Unfortunately you’re so tired and eager to get away from the office that your typing skills are on the skids. An innocent finger slip - unnoticed in your haste to leave the grind of the workplace - substitutes the "r" for a "d"... and suddenly instead of "Dear Dale" your email begins "Dead Dale".

But you don’t notice until... Oh God. It’s been sent.
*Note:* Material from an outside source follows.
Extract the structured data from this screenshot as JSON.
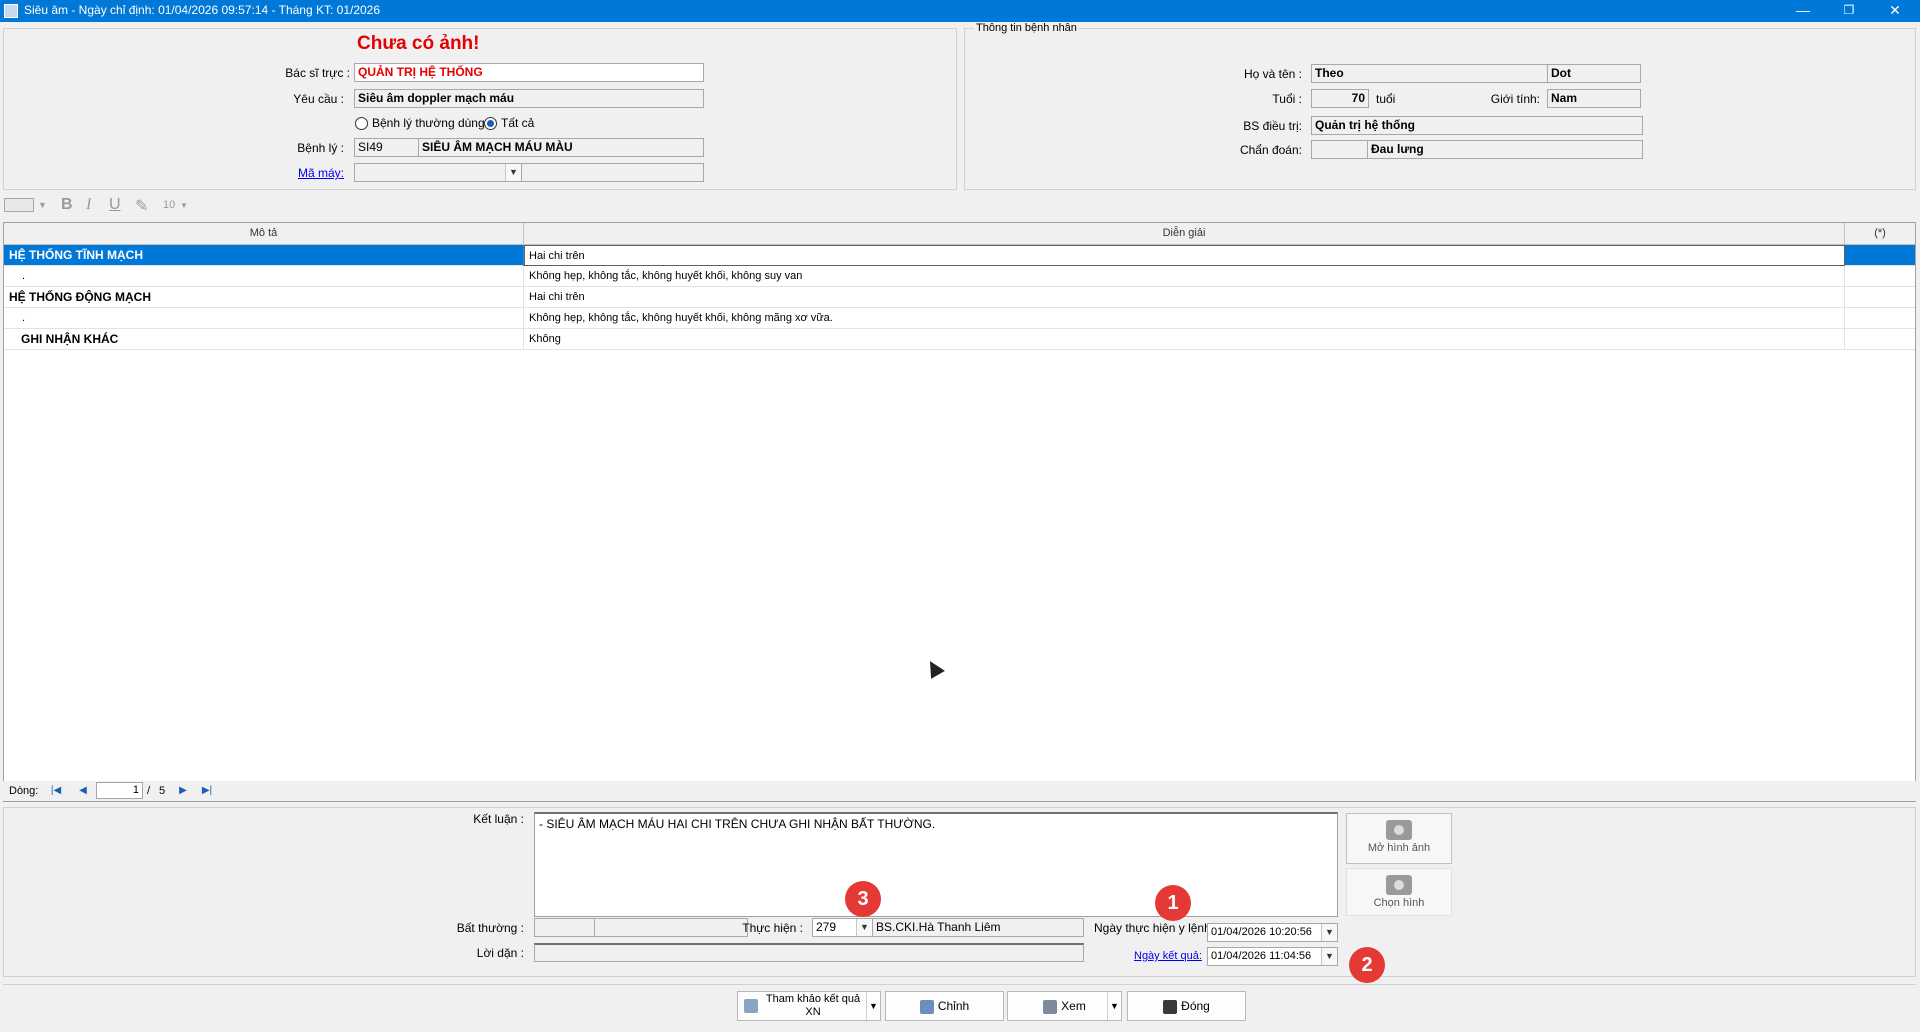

And there’s no way to recall it.

You slope off home hoping that the famed dyslexia of this particular section boss will perhaps render the faux pas unnoticed...

Unfortunately you arrive at work this grey Monday morning to find a print-out of Friday’s email placed in the middle of your desk with the mistyped word highlighted big and large in bright red marker pen with a massive exclamation mark beside it...

What do you do now?

Keep your head down and hope the incident is soon lost amongst the normal flotsam of the day and make a vow never to rely solely on the spellchecker to pick up your typing errors ever again?

Or meet conspicuously with black suited Italian businessmen at lunchtime and make good the veiled threat?